Reputation: 888
How can I store a dataframe value to a scala variable ?
I need to store values from the below dataframe (assuming column "timestamp" producing same values) to a variable and later I need to use this variable somewhere
i have tried following
val spark =SparkSession.builder().appName("micro").
enableHiveSupport().config("hive.exec.dynamic.partition", "true").
config("hive.exec.dynamic.partition.mode", "nonstrict").
config("spark.sql.streaming.checkpointLocation", "hdfs://dff/apps/hive/warehouse/area.db").
getOrCreate()
val xmlSchema = new StructType().add("id", "string").add("time_xml", "string")
val xmlData = spark.readStream.option("sep", ",").schema(xmlSchema).csv("file:///home/shp/sourcexml")
val xmlDf_temp = xmlData.select($"id",unix_timestamp($"time_xml", "dd/mm/yyyy HH:mm:ss").cast(TimestampType).as("timestamp"))
val collect_time = xmlDf_temp.select($"timestamp").as[String].collect()(0)
its thorwing error saying following:
org.apache.spark.sql.AnalysisException: Queries with streaming sources must be executed with writeStream.start()
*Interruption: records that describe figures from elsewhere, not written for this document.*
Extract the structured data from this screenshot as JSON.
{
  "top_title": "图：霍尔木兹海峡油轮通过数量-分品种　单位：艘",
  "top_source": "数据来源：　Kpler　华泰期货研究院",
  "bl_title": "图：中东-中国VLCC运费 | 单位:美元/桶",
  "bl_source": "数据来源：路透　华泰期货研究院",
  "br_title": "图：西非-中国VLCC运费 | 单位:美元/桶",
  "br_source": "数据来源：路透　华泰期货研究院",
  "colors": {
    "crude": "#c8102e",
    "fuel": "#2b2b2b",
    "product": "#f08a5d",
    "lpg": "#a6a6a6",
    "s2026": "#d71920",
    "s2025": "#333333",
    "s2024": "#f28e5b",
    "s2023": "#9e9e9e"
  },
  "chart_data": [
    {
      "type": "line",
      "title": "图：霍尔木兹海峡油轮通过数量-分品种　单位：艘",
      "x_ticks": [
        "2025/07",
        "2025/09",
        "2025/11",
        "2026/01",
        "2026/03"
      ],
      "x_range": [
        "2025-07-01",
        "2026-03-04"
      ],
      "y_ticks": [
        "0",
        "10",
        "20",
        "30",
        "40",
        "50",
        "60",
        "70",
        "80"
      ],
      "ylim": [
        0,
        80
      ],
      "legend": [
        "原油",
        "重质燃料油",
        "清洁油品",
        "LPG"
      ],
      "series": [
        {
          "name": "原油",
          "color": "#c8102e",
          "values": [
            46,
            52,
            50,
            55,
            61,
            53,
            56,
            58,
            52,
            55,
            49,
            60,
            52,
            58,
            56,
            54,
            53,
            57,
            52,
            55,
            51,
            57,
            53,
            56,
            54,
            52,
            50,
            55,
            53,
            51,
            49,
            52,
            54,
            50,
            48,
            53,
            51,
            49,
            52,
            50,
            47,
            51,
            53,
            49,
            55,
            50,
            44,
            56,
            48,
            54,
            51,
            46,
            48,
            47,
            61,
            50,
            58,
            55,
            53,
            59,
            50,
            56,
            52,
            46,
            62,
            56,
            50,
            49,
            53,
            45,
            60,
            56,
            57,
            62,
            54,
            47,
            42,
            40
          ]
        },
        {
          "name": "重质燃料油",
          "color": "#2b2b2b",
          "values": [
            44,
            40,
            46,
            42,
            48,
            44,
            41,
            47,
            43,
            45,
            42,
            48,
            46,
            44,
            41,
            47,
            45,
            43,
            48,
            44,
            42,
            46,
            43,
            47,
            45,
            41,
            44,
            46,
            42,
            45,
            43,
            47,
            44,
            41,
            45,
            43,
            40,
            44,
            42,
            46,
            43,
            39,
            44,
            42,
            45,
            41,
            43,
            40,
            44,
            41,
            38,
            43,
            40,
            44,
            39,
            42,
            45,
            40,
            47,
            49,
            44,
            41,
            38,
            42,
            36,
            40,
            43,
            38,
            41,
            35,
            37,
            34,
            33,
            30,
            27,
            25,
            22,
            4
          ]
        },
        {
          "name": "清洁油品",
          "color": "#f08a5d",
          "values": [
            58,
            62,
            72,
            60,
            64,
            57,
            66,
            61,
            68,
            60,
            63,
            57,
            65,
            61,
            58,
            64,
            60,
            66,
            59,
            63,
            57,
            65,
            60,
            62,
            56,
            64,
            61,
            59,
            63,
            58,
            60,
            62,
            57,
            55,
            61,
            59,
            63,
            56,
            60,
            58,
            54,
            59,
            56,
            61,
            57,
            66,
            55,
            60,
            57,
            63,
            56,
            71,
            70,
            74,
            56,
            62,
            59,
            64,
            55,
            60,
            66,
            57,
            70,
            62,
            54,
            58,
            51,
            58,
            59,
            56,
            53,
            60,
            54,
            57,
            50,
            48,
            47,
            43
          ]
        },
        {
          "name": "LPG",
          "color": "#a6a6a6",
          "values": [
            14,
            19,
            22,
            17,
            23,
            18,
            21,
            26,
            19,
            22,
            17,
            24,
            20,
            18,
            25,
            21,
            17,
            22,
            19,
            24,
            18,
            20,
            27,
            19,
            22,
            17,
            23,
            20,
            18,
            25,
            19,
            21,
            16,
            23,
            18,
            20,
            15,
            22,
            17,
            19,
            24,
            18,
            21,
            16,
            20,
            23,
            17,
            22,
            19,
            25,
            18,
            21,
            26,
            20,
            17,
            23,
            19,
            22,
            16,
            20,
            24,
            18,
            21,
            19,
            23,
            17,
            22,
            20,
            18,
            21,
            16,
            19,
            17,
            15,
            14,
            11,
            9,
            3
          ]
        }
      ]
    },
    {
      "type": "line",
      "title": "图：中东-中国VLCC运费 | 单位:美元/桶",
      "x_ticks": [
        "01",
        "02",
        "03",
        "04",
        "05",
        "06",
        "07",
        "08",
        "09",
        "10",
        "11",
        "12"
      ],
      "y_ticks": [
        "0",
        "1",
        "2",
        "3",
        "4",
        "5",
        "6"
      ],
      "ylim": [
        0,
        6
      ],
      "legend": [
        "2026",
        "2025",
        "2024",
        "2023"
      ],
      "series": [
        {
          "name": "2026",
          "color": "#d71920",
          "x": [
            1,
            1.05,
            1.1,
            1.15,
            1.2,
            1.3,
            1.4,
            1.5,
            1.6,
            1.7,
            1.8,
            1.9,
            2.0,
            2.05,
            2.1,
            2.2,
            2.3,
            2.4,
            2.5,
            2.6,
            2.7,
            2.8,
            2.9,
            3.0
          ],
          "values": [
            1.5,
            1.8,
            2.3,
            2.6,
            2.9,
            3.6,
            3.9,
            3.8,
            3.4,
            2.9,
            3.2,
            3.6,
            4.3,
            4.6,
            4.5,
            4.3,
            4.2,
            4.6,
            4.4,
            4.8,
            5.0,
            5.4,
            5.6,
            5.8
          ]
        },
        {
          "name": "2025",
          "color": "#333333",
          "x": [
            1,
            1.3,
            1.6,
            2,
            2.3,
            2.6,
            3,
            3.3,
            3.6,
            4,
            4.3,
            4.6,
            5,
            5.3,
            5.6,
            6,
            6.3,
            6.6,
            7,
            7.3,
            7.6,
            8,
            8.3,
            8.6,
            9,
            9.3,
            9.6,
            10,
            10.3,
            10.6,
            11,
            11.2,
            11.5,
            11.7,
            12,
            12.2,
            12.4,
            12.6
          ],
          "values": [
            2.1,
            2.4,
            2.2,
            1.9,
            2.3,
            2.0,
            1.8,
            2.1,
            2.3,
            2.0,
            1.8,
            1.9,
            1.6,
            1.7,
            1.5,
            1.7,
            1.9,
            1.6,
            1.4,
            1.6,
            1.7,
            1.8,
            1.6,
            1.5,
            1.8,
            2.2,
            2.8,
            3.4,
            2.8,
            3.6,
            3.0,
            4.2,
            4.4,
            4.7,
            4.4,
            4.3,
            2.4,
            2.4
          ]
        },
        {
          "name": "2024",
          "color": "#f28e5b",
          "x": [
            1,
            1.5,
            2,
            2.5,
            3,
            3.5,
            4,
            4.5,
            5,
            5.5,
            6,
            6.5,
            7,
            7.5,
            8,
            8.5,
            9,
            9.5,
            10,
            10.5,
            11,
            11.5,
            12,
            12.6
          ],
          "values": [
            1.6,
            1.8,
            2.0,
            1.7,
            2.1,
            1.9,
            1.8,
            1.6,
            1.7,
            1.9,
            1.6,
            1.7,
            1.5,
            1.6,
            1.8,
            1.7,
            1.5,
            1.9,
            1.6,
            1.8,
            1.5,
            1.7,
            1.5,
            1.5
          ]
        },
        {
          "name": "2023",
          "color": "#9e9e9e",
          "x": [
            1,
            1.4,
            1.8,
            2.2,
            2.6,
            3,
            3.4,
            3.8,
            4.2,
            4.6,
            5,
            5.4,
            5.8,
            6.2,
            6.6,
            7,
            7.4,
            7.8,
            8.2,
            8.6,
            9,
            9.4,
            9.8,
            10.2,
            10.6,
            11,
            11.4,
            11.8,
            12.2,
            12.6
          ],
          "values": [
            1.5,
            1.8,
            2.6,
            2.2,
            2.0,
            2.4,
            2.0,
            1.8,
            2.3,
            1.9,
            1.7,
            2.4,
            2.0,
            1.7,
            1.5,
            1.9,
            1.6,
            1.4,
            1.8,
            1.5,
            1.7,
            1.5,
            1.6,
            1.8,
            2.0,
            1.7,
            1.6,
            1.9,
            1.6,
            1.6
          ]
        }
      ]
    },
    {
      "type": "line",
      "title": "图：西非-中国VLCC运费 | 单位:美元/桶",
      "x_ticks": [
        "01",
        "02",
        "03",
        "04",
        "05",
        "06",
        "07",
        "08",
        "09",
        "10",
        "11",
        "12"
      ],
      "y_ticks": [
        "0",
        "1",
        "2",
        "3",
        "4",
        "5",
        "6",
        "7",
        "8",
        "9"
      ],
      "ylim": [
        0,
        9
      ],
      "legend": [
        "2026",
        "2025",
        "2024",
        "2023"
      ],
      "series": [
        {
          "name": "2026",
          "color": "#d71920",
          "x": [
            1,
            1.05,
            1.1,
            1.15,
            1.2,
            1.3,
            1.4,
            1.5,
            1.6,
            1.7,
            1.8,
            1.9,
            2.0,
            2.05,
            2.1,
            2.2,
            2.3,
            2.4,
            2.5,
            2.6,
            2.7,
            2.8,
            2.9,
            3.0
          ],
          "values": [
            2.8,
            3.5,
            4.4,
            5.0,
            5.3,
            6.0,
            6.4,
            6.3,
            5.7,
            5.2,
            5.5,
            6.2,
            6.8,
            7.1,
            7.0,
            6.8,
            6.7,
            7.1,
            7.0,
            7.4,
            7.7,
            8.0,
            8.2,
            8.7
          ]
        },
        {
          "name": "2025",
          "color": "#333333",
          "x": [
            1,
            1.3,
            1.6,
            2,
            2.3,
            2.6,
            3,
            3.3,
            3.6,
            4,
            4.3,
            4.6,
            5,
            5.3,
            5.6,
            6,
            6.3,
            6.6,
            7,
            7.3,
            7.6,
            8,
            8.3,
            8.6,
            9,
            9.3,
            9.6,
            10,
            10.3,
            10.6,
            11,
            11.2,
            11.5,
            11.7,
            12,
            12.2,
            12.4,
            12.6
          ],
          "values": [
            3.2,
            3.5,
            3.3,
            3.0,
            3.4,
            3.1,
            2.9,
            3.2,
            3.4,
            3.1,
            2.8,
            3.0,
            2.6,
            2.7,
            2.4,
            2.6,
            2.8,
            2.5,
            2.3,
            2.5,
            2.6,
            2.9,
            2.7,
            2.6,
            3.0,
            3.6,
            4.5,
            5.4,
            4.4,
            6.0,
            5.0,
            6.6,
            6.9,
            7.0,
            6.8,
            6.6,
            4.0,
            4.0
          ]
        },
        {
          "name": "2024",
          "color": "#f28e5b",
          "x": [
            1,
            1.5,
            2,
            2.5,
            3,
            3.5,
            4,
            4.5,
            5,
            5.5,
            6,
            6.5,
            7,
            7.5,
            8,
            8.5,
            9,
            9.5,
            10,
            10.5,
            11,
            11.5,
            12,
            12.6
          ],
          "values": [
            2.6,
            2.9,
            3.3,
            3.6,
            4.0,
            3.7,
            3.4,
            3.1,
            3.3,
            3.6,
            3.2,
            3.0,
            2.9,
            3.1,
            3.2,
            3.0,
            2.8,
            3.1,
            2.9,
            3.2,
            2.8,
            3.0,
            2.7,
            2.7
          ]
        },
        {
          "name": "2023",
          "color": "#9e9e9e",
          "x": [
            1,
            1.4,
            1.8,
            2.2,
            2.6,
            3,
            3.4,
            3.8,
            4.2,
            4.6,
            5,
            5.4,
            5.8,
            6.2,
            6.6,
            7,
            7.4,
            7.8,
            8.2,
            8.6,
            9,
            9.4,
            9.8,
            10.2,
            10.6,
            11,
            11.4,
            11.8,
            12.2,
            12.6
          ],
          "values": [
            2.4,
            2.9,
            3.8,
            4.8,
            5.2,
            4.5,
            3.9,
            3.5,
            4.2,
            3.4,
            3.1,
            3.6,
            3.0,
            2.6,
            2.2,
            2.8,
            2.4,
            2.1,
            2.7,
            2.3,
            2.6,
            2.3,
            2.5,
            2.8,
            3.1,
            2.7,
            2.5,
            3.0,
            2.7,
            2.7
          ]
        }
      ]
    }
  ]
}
Is there any way i can store some dataframe values to a variable and use later?
Upvotes: 0
Views: 710
Reputation: 74599
is there any way i can store some dataframe values to a variable and use later ?
That's not possible in Spark Structured Streaming since a streaming query never ends and so it is not possible to express collect
.
and later I need to use this variable somewhere
This "later" has to be another streaming query that you could join
together and produce a result.
Upvotes: 1